5.4.2. Transfert et interférence

Une autre source d'erreurs vient de ce que l'apprenant d'une langue étrangère essaie de trouver un équilibre entre les moyens dont il dispose dans L2 et ses intentions de communication. Il cherche ainsi des points d'ancrage qu'il trouve soit dans le système de L1 soit dans les connaissances qu'il a de L2. Il recourt alors à des extensions analogiques qui peuvent se révéler abusives et qui donnent ainsi des erreurs qu'on appelle interférentielles si elles proviennent du système de L1 ou internes s'il a utilisé les données acquises dans L2.

La langue source exerce en effet sur l'acquisition de la langue cible une double influence, à la fois positive et négative. C'est grâce à la connaissance de sa propre langue qu'un individu peut apprendre une langue étrangère, mais cette langue maternelle est aussi un facteur de ralentissement de l'acquisition de la langue cible. DEBYSER appelle ‘"transfert l'effet positif d'un apprentissage sur un autre et interférence l'effet négatif"173 ’. L'interférence peut être psychologique, et est alors considérée comme une contamination de comportement, mais elle peut être aussi linguistique, parce qu'elle caractérise un accident de bilinguisme ou pédagogique si elle représente un cas particulier d'erreur. Elle est fonction de différences régulières qui séparent les deux langues en contact, favorisée par des ressemblances quant au contenu ou à l'expression.

La présence des interférences montre que l'apprenant fait des rapprochements, même s'ils se révèlent abusifs, à cause d'équivalences sémantiques et de ressemblances formelles entre les deux langues. Les interférences peuvent aussi affecter des constituants d'étendue différente allant de l'unité constitutive non significative et du mot jusqu'à la phrase dans son ensemble. Elles peuvent en outre affecter aussi bien la réception que l'émission.

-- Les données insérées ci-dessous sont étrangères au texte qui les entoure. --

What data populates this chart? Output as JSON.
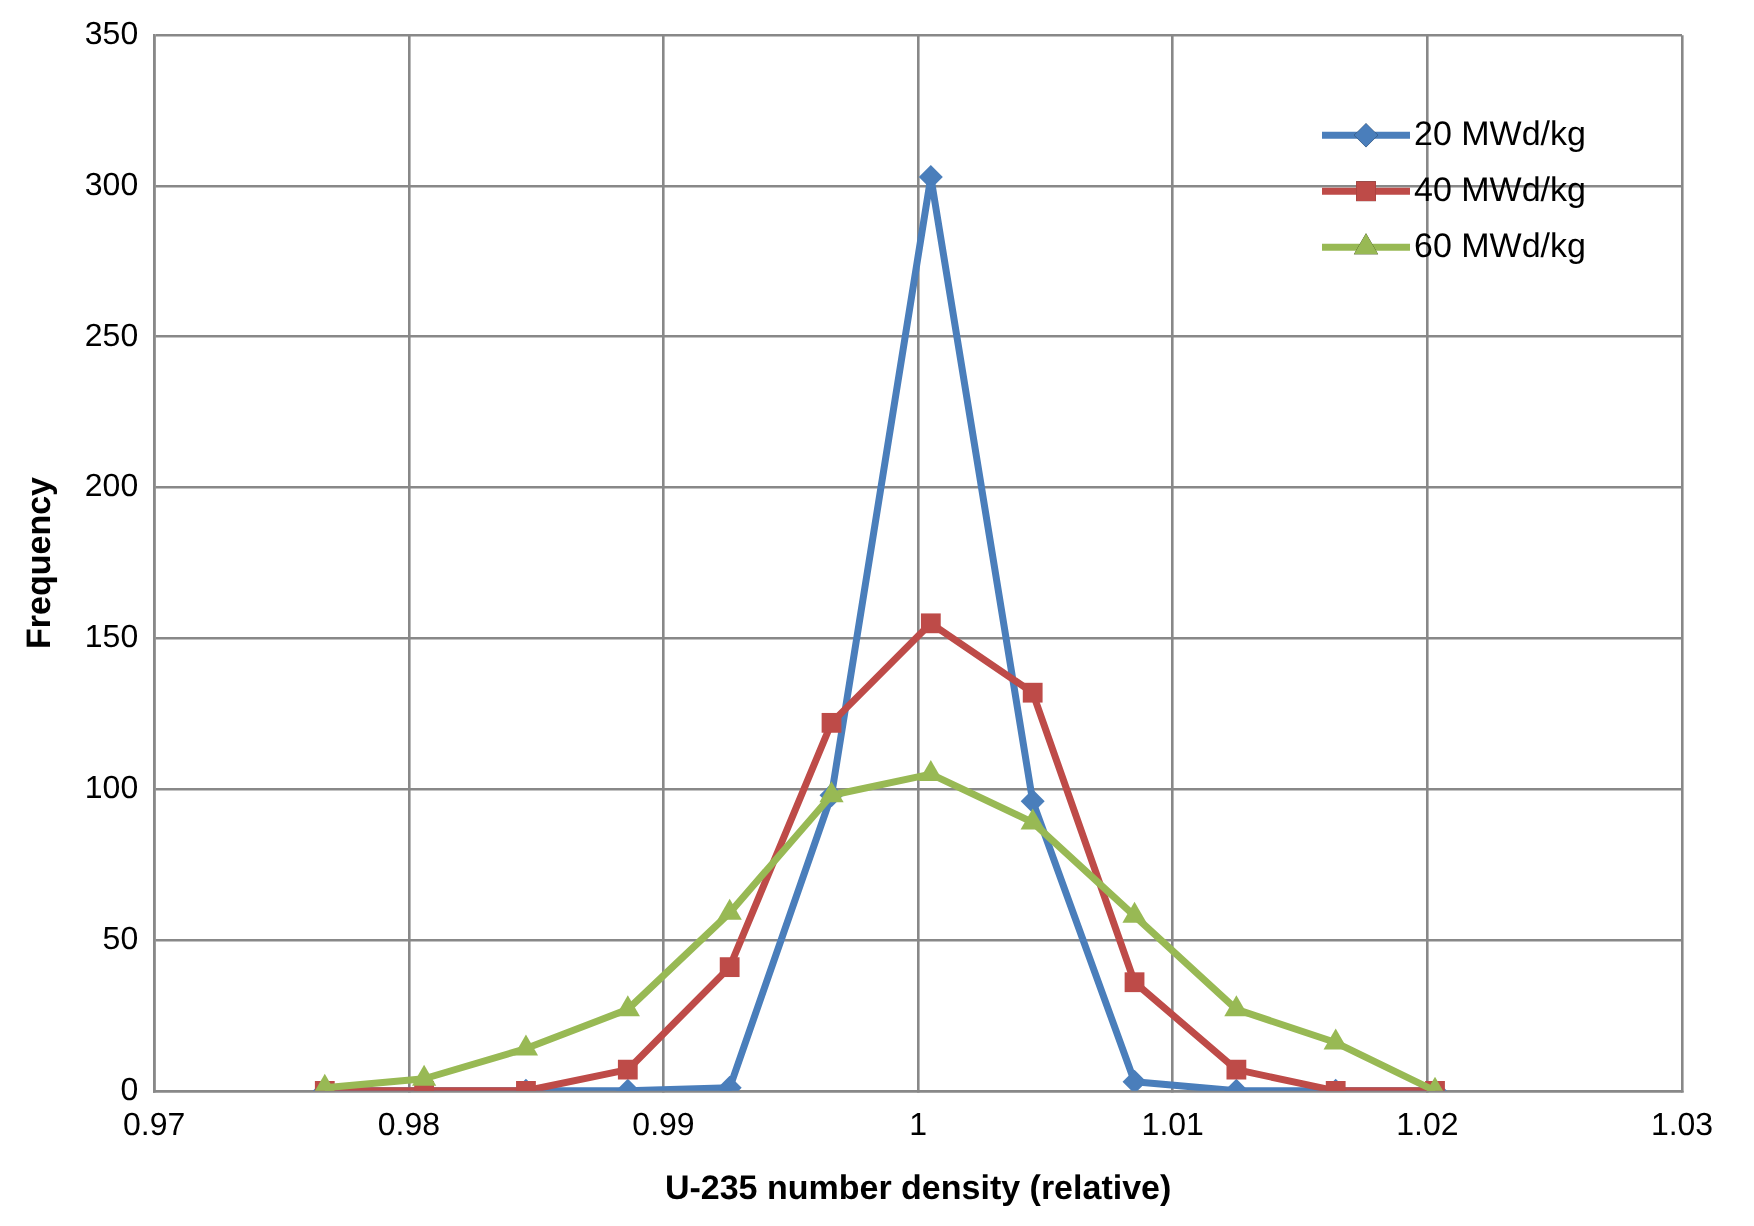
{
  "chart_data": {
    "type": "line",
    "xlabel": "U-235 number density (relative)",
    "ylabel": "Frequency",
    "x": [
      0.9767,
      0.9806,
      0.9846,
      0.9886,
      0.9926,
      0.9966,
      1.0005,
      1.0045,
      1.0085,
      1.0125,
      1.0164,
      1.0203
    ],
    "series": [
      {
        "name": "20 MWd/kg",
        "color": "#4a7ebb",
        "marker": "diamond",
        "values": [
          0,
          0,
          0,
          0,
          1,
          98,
          303,
          96,
          3,
          0,
          0,
          0
        ]
      },
      {
        "name": "40 MWd/kg",
        "color": "#be4b48",
        "marker": "square",
        "values": [
          0,
          0,
          0,
          7,
          41,
          122,
          155,
          132,
          36,
          7,
          0,
          0
        ]
      },
      {
        "name": "60 MWd/kg",
        "color": "#98b954",
        "marker": "triangle",
        "values": [
          1,
          4,
          14,
          27,
          59,
          98,
          105,
          89,
          58,
          27,
          16,
          0
        ]
      }
    ],
    "xlim": [
      0.97,
      1.03
    ],
    "xticks": [
      0.97,
      0.98,
      0.99,
      1,
      1.01,
      1.02,
      1.03
    ],
    "ylim": [
      0,
      350
    ],
    "yticks": [
      0,
      50,
      100,
      150,
      200,
      250,
      300,
      350
    ],
    "grid": true,
    "legend": "top right",
    "line_style": "solid"
  }
}
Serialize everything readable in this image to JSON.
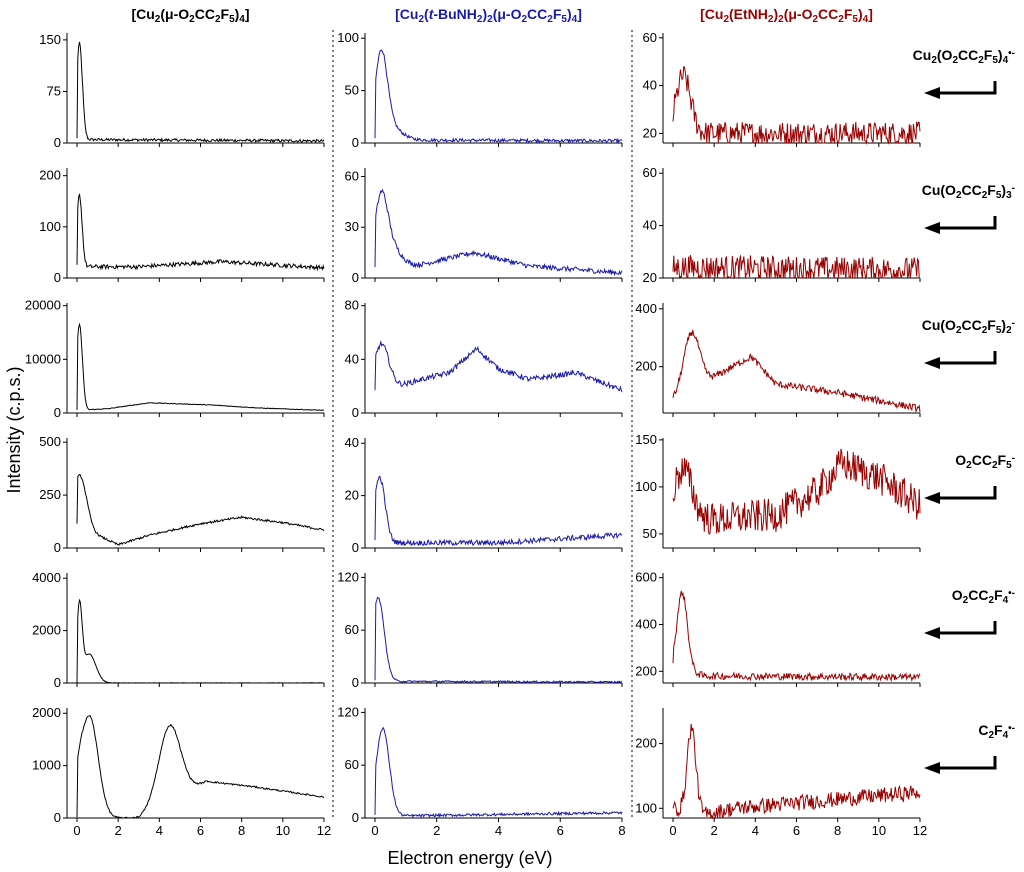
{
  "chart_data": {
    "type": "line",
    "ylabel": "Intensity (c.p.s.)",
    "xlabel": "Electron energy (eV)",
    "colors": {
      "col1": "#000000",
      "col2": "#1a1aaa",
      "col3": "#990000"
    },
    "columns": [
      {
        "title": "[Cu2(μ-O2CC2F5)4]",
        "title_rich": [
          [
            "[Cu",
            ""
          ],
          [
            "2",
            "sub"
          ],
          [
            "(μ-O",
            ""
          ],
          [
            "2",
            "sub"
          ],
          [
            "CC",
            ""
          ],
          [
            "2",
            "sub"
          ],
          [
            "F",
            ""
          ],
          [
            "5",
            "sub"
          ],
          [
            ")",
            ""
          ],
          [
            "4",
            "sub"
          ],
          [
            "]",
            ""
          ]
        ],
        "color": "#000000",
        "xlim": [
          0,
          12
        ],
        "xticks": [
          0,
          2,
          4,
          6,
          8,
          10,
          12
        ]
      },
      {
        "title": "[Cu2(t-BuNH2)2(μ-O2CC2F5)4]",
        "title_rich": [
          [
            "[Cu",
            ""
          ],
          [
            "2",
            "sub"
          ],
          [
            "(",
            ""
          ],
          [
            "t",
            "it"
          ],
          [
            "-BuNH",
            ""
          ],
          [
            "2",
            "sub"
          ],
          [
            ")",
            ""
          ],
          [
            "2",
            "sub"
          ],
          [
            "(μ-O",
            ""
          ],
          [
            "2",
            "sub"
          ],
          [
            "CC",
            ""
          ],
          [
            "2",
            "sub"
          ],
          [
            "F",
            ""
          ],
          [
            "5",
            "sub"
          ],
          [
            ")",
            ""
          ],
          [
            "4",
            "sub"
          ],
          [
            "]",
            ""
          ]
        ],
        "color": "#1a1aaa",
        "xlim": [
          0,
          8
        ],
        "xticks": [
          0,
          2,
          4,
          6,
          8
        ]
      },
      {
        "title": "[Cu2(EtNH2)2(μ-O2CC2F5)4]",
        "title_rich": [
          [
            "[Cu",
            ""
          ],
          [
            "2",
            "sub"
          ],
          [
            "(EtNH",
            ""
          ],
          [
            "2",
            "sub"
          ],
          [
            ")",
            ""
          ],
          [
            "2",
            "sub"
          ],
          [
            "(μ-O",
            ""
          ],
          [
            "2",
            "sub"
          ],
          [
            "CC",
            ""
          ],
          [
            "2",
            "sub"
          ],
          [
            "F",
            ""
          ],
          [
            "5",
            "sub"
          ],
          [
            ")",
            ""
          ],
          [
            "4",
            "sub"
          ],
          [
            "]",
            ""
          ]
        ],
        "color": "#990000",
        "xlim": [
          0,
          12
        ],
        "xticks": [
          0,
          2,
          4,
          6,
          8,
          10,
          12
        ]
      }
    ],
    "rows": [
      {
        "fragment": "Cu2(O2CC2F5)4•-",
        "fragment_rich": [
          [
            "Cu",
            ""
          ],
          [
            "2",
            "sub"
          ],
          [
            "(O",
            ""
          ],
          [
            "2",
            "sub"
          ],
          [
            "CC",
            ""
          ],
          [
            "2",
            "sub"
          ],
          [
            "F",
            ""
          ],
          [
            "5",
            "sub"
          ],
          [
            ")",
            ""
          ],
          [
            "4",
            "sub"
          ],
          [
            "•-",
            "sup"
          ]
        ],
        "panels": [
          {
            "ylim": [
              0,
              160
            ],
            "yticks": [
              0,
              75,
              150
            ],
            "peaks": [
              [
                0.12,
                140,
                0.2
              ]
            ],
            "base": [
              [
                0,
                5
              ],
              [
                12,
                3
              ]
            ],
            "noise": 2
          },
          {
            "ylim": [
              0,
              105
            ],
            "yticks": [
              0,
              50,
              100
            ],
            "peaks": [
              [
                0.2,
                78,
                0.28
              ],
              [
                0.5,
                12,
                0.5
              ]
            ],
            "base": [
              [
                0,
                3
              ],
              [
                8,
                2
              ]
            ],
            "noise": 1.5
          },
          {
            "ylim": [
              16,
              62
            ],
            "yticks": [
              20,
              40,
              60
            ],
            "peaks": [
              [
                0.5,
                24,
                0.5
              ]
            ],
            "base": [
              [
                0,
                20
              ],
              [
                12,
                20
              ]
            ],
            "noise": 5
          }
        ]
      },
      {
        "fragment": "Cu(O2CC2F5)3-",
        "fragment_rich": [
          [
            "Cu(O",
            ""
          ],
          [
            "2",
            "sub"
          ],
          [
            "CC",
            ""
          ],
          [
            "2",
            "sub"
          ],
          [
            "F",
            ""
          ],
          [
            "5",
            "sub"
          ],
          [
            ")",
            ""
          ],
          [
            "3",
            "sub"
          ],
          [
            "-",
            "sup"
          ]
        ],
        "panels": [
          {
            "ylim": [
              0,
              215
            ],
            "yticks": [
              0,
              100,
              200
            ],
            "peaks": [
              [
                0.12,
                140,
                0.18
              ]
            ],
            "base": [
              [
                0,
                22
              ],
              [
                3,
                22
              ],
              [
                7,
                32
              ],
              [
                12,
                20
              ]
            ],
            "noise": 4
          },
          {
            "ylim": [
              0,
              65
            ],
            "yticks": [
              0,
              30,
              60
            ],
            "peaks": [
              [
                0.2,
                42,
                0.3
              ],
              [
                0.6,
                10,
                0.4
              ]
            ],
            "base": [
              [
                0,
                5
              ],
              [
                1.5,
                8
              ],
              [
                3.2,
                15
              ],
              [
                5,
                7
              ],
              [
                8,
                3
              ]
            ],
            "noise": 1.5
          },
          {
            "ylim": [
              20,
              62
            ],
            "yticks": [
              20,
              40,
              60
            ],
            "peaks": [],
            "base": [
              [
                0,
                24
              ],
              [
                12,
                23
              ]
            ],
            "noise": 5
          }
        ]
      },
      {
        "fragment": "Cu(O2CC2F5)2-",
        "fragment_rich": [
          [
            "Cu(O",
            ""
          ],
          [
            "2",
            "sub"
          ],
          [
            "CC",
            ""
          ],
          [
            "2",
            "sub"
          ],
          [
            "F",
            ""
          ],
          [
            "5",
            "sub"
          ],
          [
            ")",
            ""
          ],
          [
            "2",
            "sub"
          ],
          [
            "-",
            "sup"
          ]
        ],
        "panels": [
          {
            "ylim": [
              0,
              20500
            ],
            "yticks": [
              0,
              10000,
              20000
            ],
            "peaks": [
              [
                0.12,
                16000,
                0.2
              ]
            ],
            "base": [
              [
                0,
                500
              ],
              [
                1.5,
                800
              ],
              [
                3.5,
                1900
              ],
              [
                6.5,
                1500
              ],
              [
                9,
                900
              ],
              [
                12,
                500
              ]
            ],
            "noise": 60
          },
          {
            "ylim": [
              0,
              82
            ],
            "yticks": [
              0,
              40,
              80
            ],
            "peaks": [
              [
                0.2,
                35,
                0.35
              ]
            ],
            "base": [
              [
                0,
                15
              ],
              [
                1.5,
                25
              ],
              [
                2.4,
                30
              ],
              [
                3.3,
                48
              ],
              [
                4,
                33
              ],
              [
                5,
                25
              ],
              [
                6.5,
                30
              ],
              [
                8,
                17
              ]
            ],
            "noise": 2
          },
          {
            "ylim": [
              40,
              420
            ],
            "yticks": [
              200,
              400
            ],
            "peaks": [
              [
                0.9,
                200,
                0.55
              ]
            ],
            "base": [
              [
                0,
                80
              ],
              [
                2.5,
                185
              ],
              [
                3.8,
                235
              ],
              [
                5,
                140
              ],
              [
                8,
                110
              ],
              [
                12,
                55
              ]
            ],
            "noise": 12
          }
        ]
      },
      {
        "fragment": "O2CC2F5-",
        "fragment_rich": [
          [
            "O",
            ""
          ],
          [
            "2",
            "sub"
          ],
          [
            "CC",
            ""
          ],
          [
            "2",
            "sub"
          ],
          [
            "F",
            ""
          ],
          [
            "5",
            "sub"
          ],
          [
            "-",
            "sup"
          ]
        ],
        "panels": [
          {
            "ylim": [
              0,
              520
            ],
            "yticks": [
              0,
              250,
              500
            ],
            "peaks": [
              [
                0.15,
                240,
                0.45
              ]
            ],
            "base": [
              [
                0,
                110
              ],
              [
                1,
                60
              ],
              [
                2,
                15
              ],
              [
                3.5,
                60
              ],
              [
                6,
                115
              ],
              [
                8,
                145
              ],
              [
                10,
                120
              ],
              [
                12,
                85
              ]
            ],
            "noise": 5
          },
          {
            "ylim": [
              0,
              42
            ],
            "yticks": [
              0,
              20,
              40
            ],
            "peaks": [
              [
                0.15,
                25,
                0.25
              ]
            ],
            "base": [
              [
                0,
                2
              ],
              [
                4,
                2
              ],
              [
                8,
                5
              ]
            ],
            "noise": 1
          },
          {
            "ylim": [
              35,
              152
            ],
            "yticks": [
              50,
              100,
              150
            ],
            "peaks": [
              [
                0.5,
                50,
                0.6
              ]
            ],
            "base": [
              [
                0,
                70
              ],
              [
                2,
                65
              ],
              [
                5,
                70
              ],
              [
                7,
                95
              ],
              [
                8.2,
                125
              ],
              [
                10,
                110
              ],
              [
                12,
                80
              ]
            ],
            "noise": 18
          }
        ]
      },
      {
        "fragment": "O2CC2F4•-",
        "fragment_rich": [
          [
            "O",
            ""
          ],
          [
            "2",
            "sub"
          ],
          [
            "CC",
            ""
          ],
          [
            "2",
            "sub"
          ],
          [
            "F",
            ""
          ],
          [
            "4",
            "sub"
          ],
          [
            "•-",
            "sup"
          ]
        ],
        "panels": [
          {
            "ylim": [
              0,
              4200
            ],
            "yticks": [
              0,
              2000,
              4000
            ],
            "peaks": [
              [
                0.12,
                2800,
                0.18
              ],
              [
                0.6,
                1100,
                0.45
              ]
            ],
            "base": [
              [
                0,
                0
              ],
              [
                12,
                0
              ]
            ],
            "noise": 10
          },
          {
            "ylim": [
              0,
              125
            ],
            "yticks": [
              0,
              60,
              120
            ],
            "peaks": [
              [
                0.1,
                95,
                0.28
              ]
            ],
            "base": [
              [
                0,
                2
              ],
              [
                8,
                1
              ]
            ],
            "noise": 1
          },
          {
            "ylim": [
              150,
              620
            ],
            "yticks": [
              200,
              400,
              600
            ],
            "peaks": [
              [
                0.45,
                330,
                0.35
              ]
            ],
            "base": [
              [
                0,
                220
              ],
              [
                1.5,
                180
              ],
              [
                12,
                175
              ]
            ],
            "noise": 15
          }
        ]
      },
      {
        "fragment": "C2F4•-",
        "fragment_rich": [
          [
            "C",
            ""
          ],
          [
            "2",
            "sub"
          ],
          [
            "F",
            ""
          ],
          [
            "4",
            "sub"
          ],
          [
            "•-",
            "sup"
          ]
        ],
        "panels": [
          {
            "ylim": [
              0,
              2100
            ],
            "yticks": [
              0,
              1000,
              2000
            ],
            "peaks": [
              [
                0.6,
                1950,
                0.6
              ],
              [
                4.5,
                1450,
                0.75
              ],
              [
                0.1,
                350,
                0.25
              ]
            ],
            "base": [
              [
                0,
                0
              ],
              [
                3,
                0
              ],
              [
                6.3,
                700
              ],
              [
                8.5,
                600
              ],
              [
                12,
                400
              ]
            ],
            "noise": 15
          },
          {
            "ylim": [
              0,
              125
            ],
            "yticks": [
              0,
              60,
              120
            ],
            "peaks": [
              [
                0.25,
                100,
                0.3
              ]
            ],
            "base": [
              [
                0,
                2
              ],
              [
                8,
                6
              ]
            ],
            "noise": 1.5
          },
          {
            "ylim": [
              85,
              255
            ],
            "yticks": [
              100,
              200
            ],
            "peaks": [
              [
                0.9,
                130,
                0.3
              ]
            ],
            "base": [
              [
                0,
                100
              ],
              [
                1.5,
                90
              ],
              [
                3,
                100
              ],
              [
                12,
                125
              ]
            ],
            "noise": 12
          }
        ]
      }
    ]
  }
}
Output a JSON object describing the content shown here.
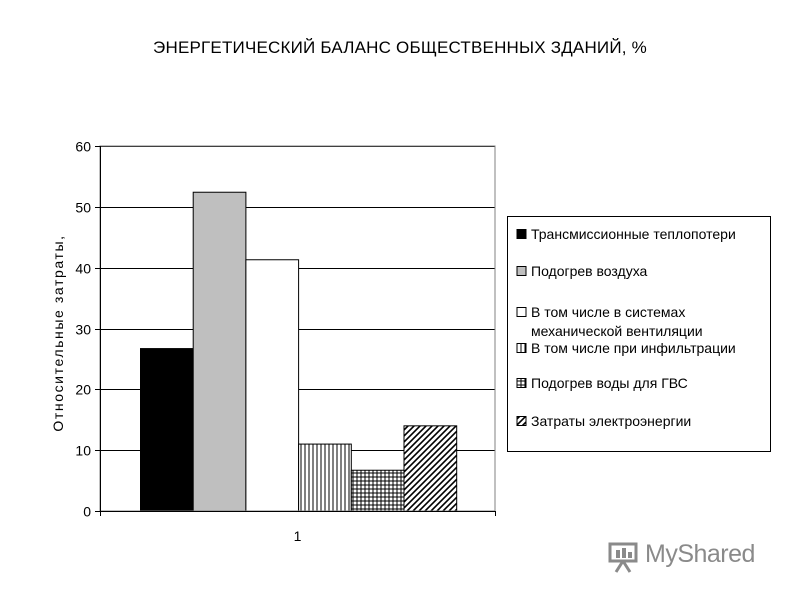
{
  "chart_data": {
    "type": "bar",
    "title": "ЭНЕРГЕТИЧЕСКИЙ БАЛАНС ОБЩЕСТВЕННЫХ ЗДАНИЙ, %",
    "ylabel": "Относительные затраты,",
    "xlabel": "",
    "categories": [
      "1"
    ],
    "ylim": [
      0,
      60
    ],
    "yticks": [
      "0",
      "10",
      "20",
      "30",
      "40",
      "50",
      "60"
    ],
    "grid": true,
    "legend_position": "right",
    "series": [
      {
        "name": "Трансмиссионные теплопотери",
        "values": [
          26.7
        ],
        "fill": "solid-black"
      },
      {
        "name": "Подогрев воздуха",
        "values": [
          52.4
        ],
        "fill": "solid-gray"
      },
      {
        "name": "В том числе в системах механической вентиляции",
        "values": [
          41.3
        ],
        "fill": "white"
      },
      {
        "name": "В том числе при инфильтрации",
        "values": [
          11.0
        ],
        "fill": "vertical-lines"
      },
      {
        "name": "Подогрев воды для ГВС",
        "values": [
          6.7
        ],
        "fill": "grid"
      },
      {
        "name": "Затраты электроэнергии",
        "values": [
          14.0
        ],
        "fill": "diagonal-lines"
      }
    ],
    "legend_lines": [
      [
        "Трансмиссионные теплопотери"
      ],
      [
        "Подогрев воздуха"
      ],
      [
        "В том числе в системах",
        "механической вентиляции"
      ],
      [
        "В том числе при инфильтрации"
      ],
      [
        "Подогрев воды для ГВС"
      ],
      [
        "Затраты электроэнергии"
      ]
    ]
  },
  "watermark": {
    "text": "MyShared",
    "icon": "presentation-board-icon"
  },
  "colors": {
    "bar_gray": "#bfbfbf",
    "black": "#000000",
    "grid": "#000000",
    "watermark": "#8a8a8a"
  }
}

L'erreur interne est surtout visible dans les paradigmes de conjugaison verbale. L'apprenant tente de régulariser selon un nouveau système interne des formes aberrantes en les ramenant à des formes statistiquement plus fréquentes.

Toutes ces analogies sont fondées sur la puissance inductive des formes de haute fréquence d'une part et des formes antérieurement acquises d'autre part. L'enseignant devra faire face à ces productions d'erreurs par l'élaboration d'une stratégie d'enseignement des formants aberrants.

Notes
173.

DEBYSER, Francis (1970), "La linguistique contrastive et les interférences", in: Langue française, 8, pages 31 à 61.